On 04/06/2010 10:15, Alexander Leidinger wrote:
Quoting Andrew Hotlab <[email protected]> (from Thu, 3 Jun 2010 22:04:44 +0000):

I've never had to make Squid listening on port 80, but referring its startup script in /usr/local/etc/rc.d/:

# squid_user:   The user id that should be used to run the Squid master
#               process. Default: squid.
# Note that you probably need to define "squid_user=root" if # you want to run Squid in reverse proxy setups or if you want
#               Squid to listen on a "privileged" port < 1024.
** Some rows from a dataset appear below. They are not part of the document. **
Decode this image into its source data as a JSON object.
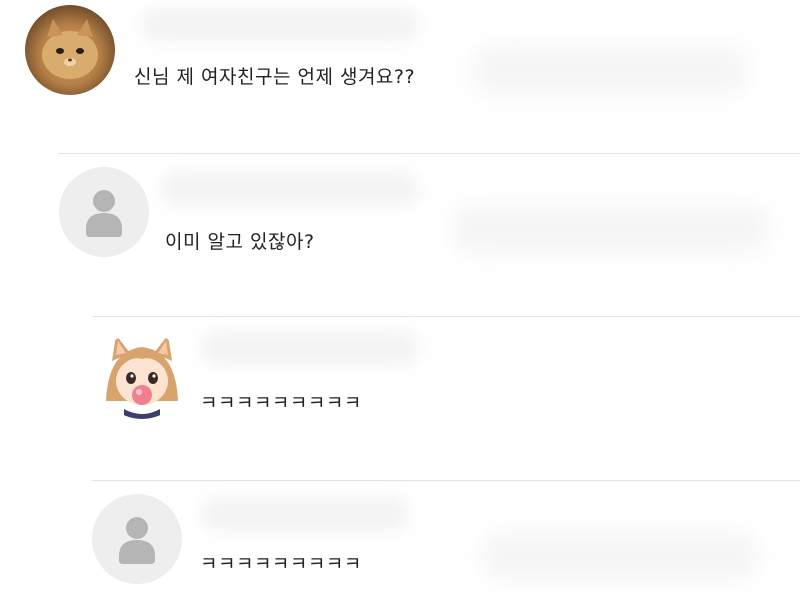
{
  "comments": [
    {
      "text": "신님 제 여자친구는 언제 생겨요??"
    },
    {
      "text": "이미 알고 있잖아?"
    },
    {
      "text": "ㅋㅋㅋㅋㅋㅋㅋㅋㅋ"
    },
    {
      "text": "ㅋㅋㅋㅋㅋㅋㅋㅋㅋ"
    }
  ],
  "icons": {
    "default_avatar": "user-silhouette-icon"
  },
  "colors": {
    "text": "#222222",
    "divider": "#e2e2e2",
    "default_avatar_bg": "#eeeeee",
    "default_avatar_fg": "#b5b5b5"
  }
}
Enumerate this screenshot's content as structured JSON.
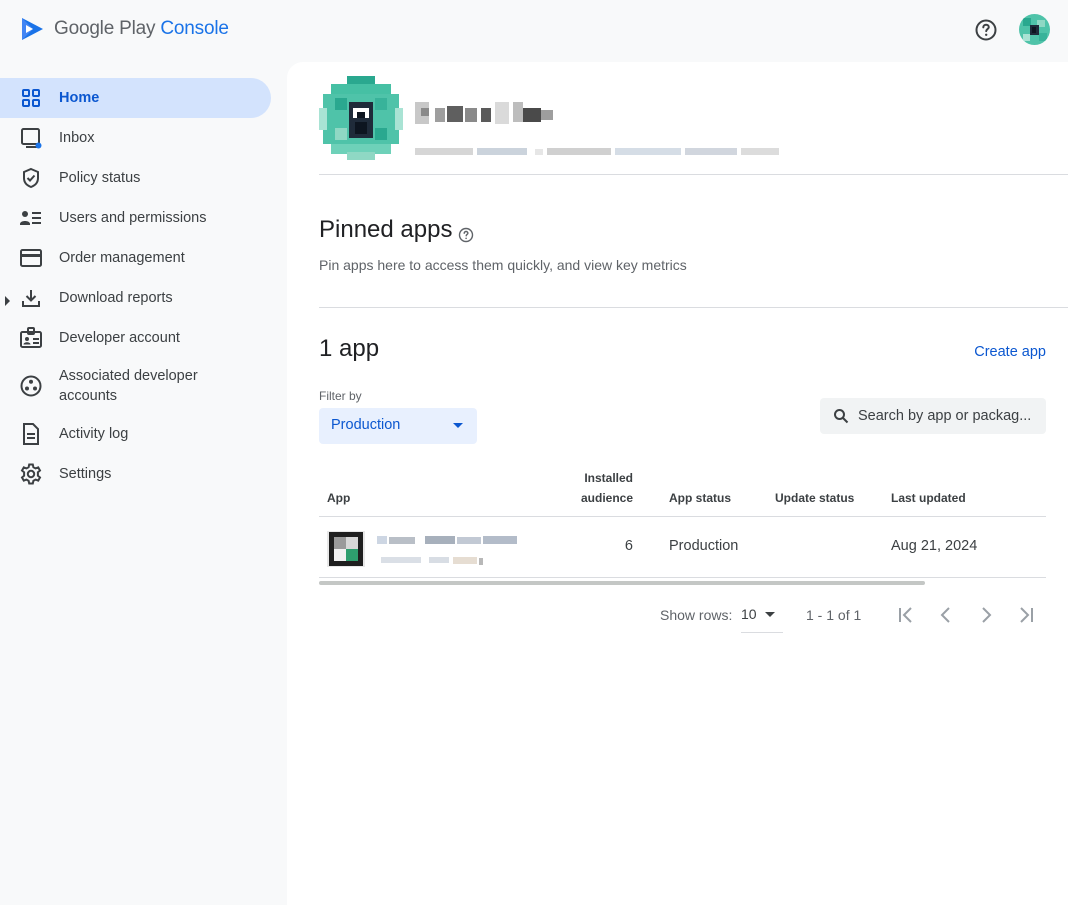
{
  "brand": {
    "name_part1": "Google Play",
    "name_part2": "Console",
    "accent": "#1a73e8"
  },
  "topbar": {
    "help_icon": "help-circle-icon",
    "avatar": "user-avatar"
  },
  "sidebar": {
    "items": [
      {
        "label": "Home",
        "icon": "grid-icon",
        "active": true
      },
      {
        "label": "Inbox",
        "icon": "inbox-icon"
      },
      {
        "label": "Policy status",
        "icon": "shield-check-icon"
      },
      {
        "label": "Users and permissions",
        "icon": "users-list-icon"
      },
      {
        "label": "Order management",
        "icon": "credit-card-icon"
      },
      {
        "label": "Download reports",
        "icon": "download-icon",
        "expandable": true
      },
      {
        "label": "Developer account",
        "icon": "id-badge-icon"
      },
      {
        "label": "Associated developer accounts",
        "icon": "linked-accounts-icon"
      },
      {
        "label": "Activity log",
        "icon": "document-icon"
      },
      {
        "label": "Settings",
        "icon": "gear-icon"
      }
    ]
  },
  "pinned": {
    "title": "Pinned apps",
    "subtitle": "Pin apps here to access them quickly, and view key metrics"
  },
  "apps": {
    "count_label": "1 app",
    "create_label": "Create app",
    "filter_label": "Filter by",
    "filter_value": "Production",
    "search_placeholder": "Search by app or packag..."
  },
  "table": {
    "headers": {
      "app": "App",
      "installed": [
        "Installed",
        "audience"
      ],
      "app_status": "App status",
      "update_status": "Update status",
      "last_updated": "Last updated"
    },
    "rows": [
      {
        "installed": "6",
        "app_status": "Production",
        "update_status": "",
        "last_updated": "Aug 21, 2024"
      }
    ]
  },
  "pagination": {
    "rows_label": "Show rows:",
    "rows_value": "10",
    "range": "1 - 1 of 1"
  }
}
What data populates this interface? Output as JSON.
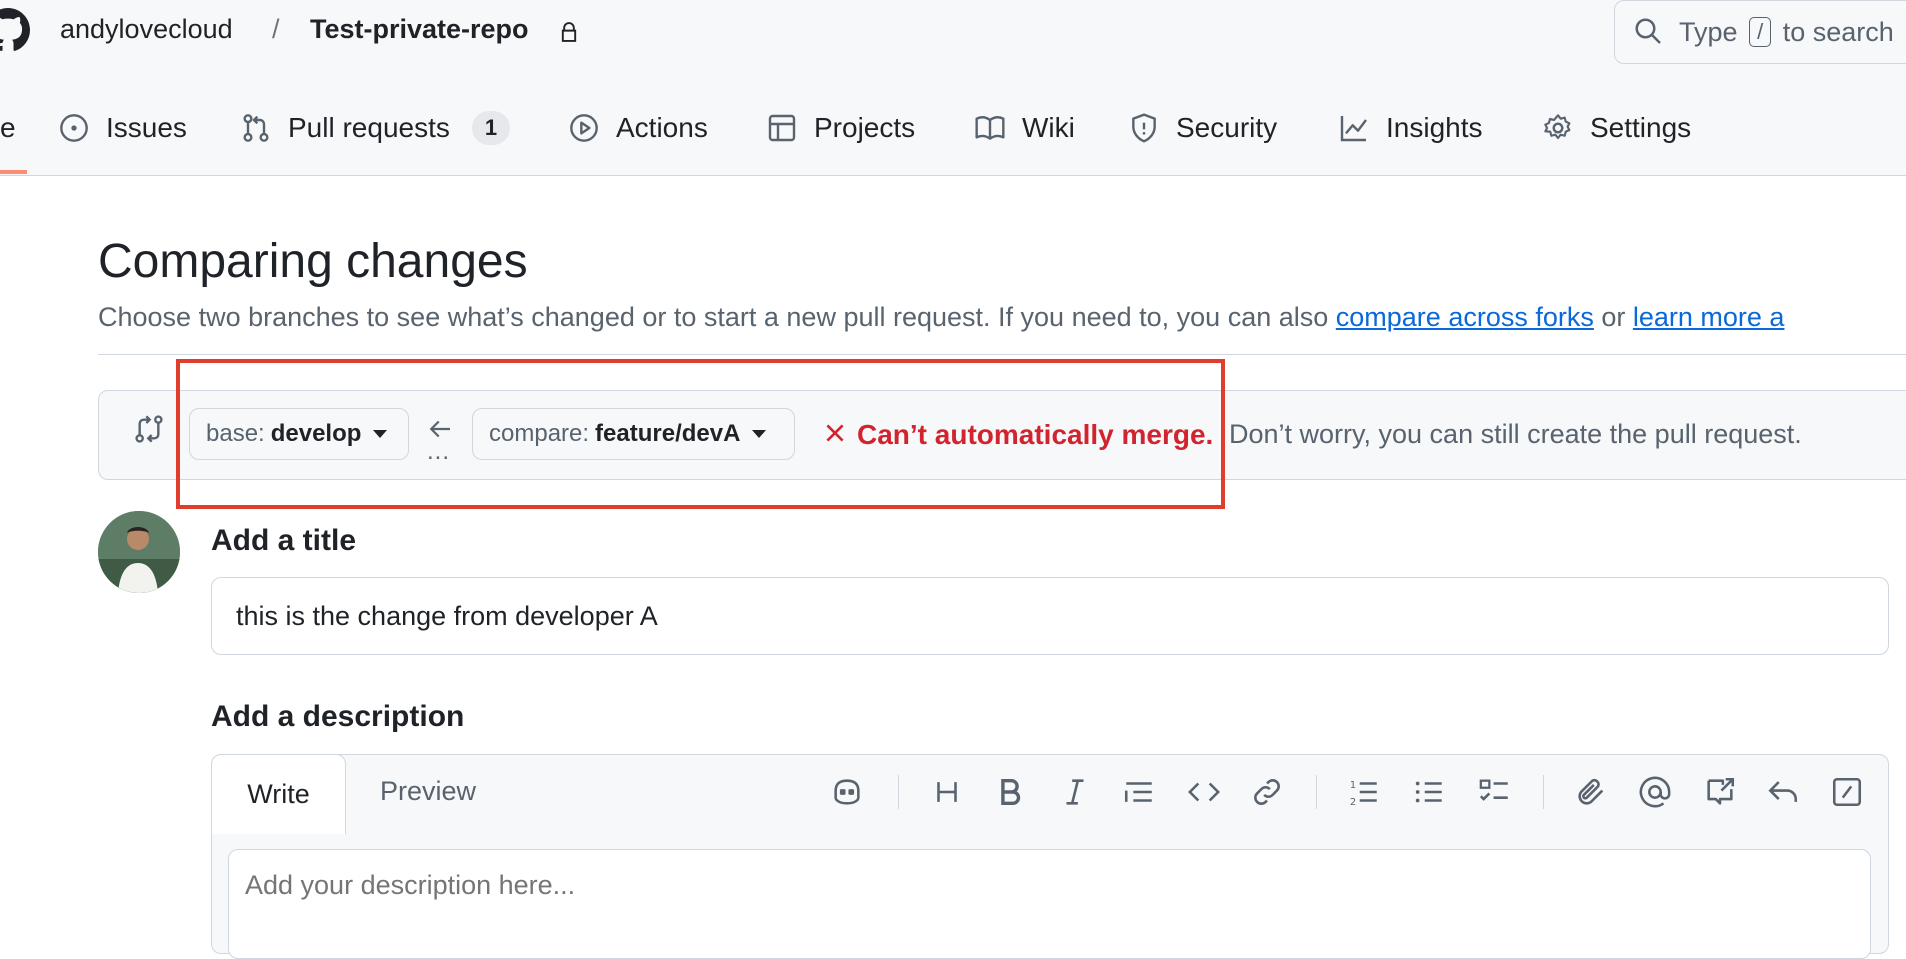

So you only need to write the following line in /etc/rc.conf to have Squid listening on this privileged port:
squid_user="root"

An alternative is to change the sysctl net.inet.ip.portrange.reservedhigh. By lowering it, other users than root are allowed to bind to ports <1023 (the system prevents non-root binds to the port X in the range reservedlow <= X <= reservedhigh).

Bye,
Alexander.


Many thanks guys for the responses!! I will see which method best fits me... I guess I will take Andrew's suggestion as I don't really want to open up the port range to *all* users however I guess it doesn't really matter as by default Solaris 9 which Squid was originally on I don't think blocked or disallowed anything and I certainly know that Linux doesn't really care either!

 jail_enable="YES"
 jail_list="named_1 named_2 squid"
 jail_named_1_rootdir="/var/jail/named_1"
 jail_named_1_hostname="ns1.optiplex-networks.com"
 jail_interface="em0"
 jail_named_1_ip="192.168.1.100"
 #jail_named_1_exec_start="/usr/local/bin/named"
 jail_named_1_devfs_enable="YES"
 jail_named_2_rootdir="/var/jail/named_2"
 jail_named_2_hostname="ns2.optiplex-networks.com"
 jail_interface="em0"
 jail_named_2_ip="192.168.1.101"
 jail_named_2_devfs_enable="YES"
 jail_squid_rootdir="/var/jail/squid"
 jail_squid_hostname="proxy.optiplex-networks.com"
 jail_interface="em0"
 jail_squid_ip="192.168.1.110"
 jail_squid_devfs_enable="YES"
 jail_postfix_rootdir="/var/jail/postfix"
 jail_postfix_hostname="relay.optiplex-networks.com"
 jail_interface="em0"
 jail_postfix_ip="192.168.1.115"
 jail_postfix_devfs_enable="YES"



 These lines are in the file/etc/rc.conf on the jail host?

Yes.

 If you created all jails with ezjail,>  there should be nothing like that: all 
jail_ vars would
 have been written in files stored in
 /usr/local/etc/ezjail/  (by default).  If you are managing all jails with 
ezjail you can safely
 delete all these entries in the host's rc.conf (only remember to leave 
ezjail_enable="YES" if you>  want automatic startup of all jails at boot time)

I didn't use ezjail... I was recommended to take the plunge in to the deep end 
and try to learn Jails by doing things manually. This is what I ended up with!! 
- although they do seem to work pretty well as far as I can tell.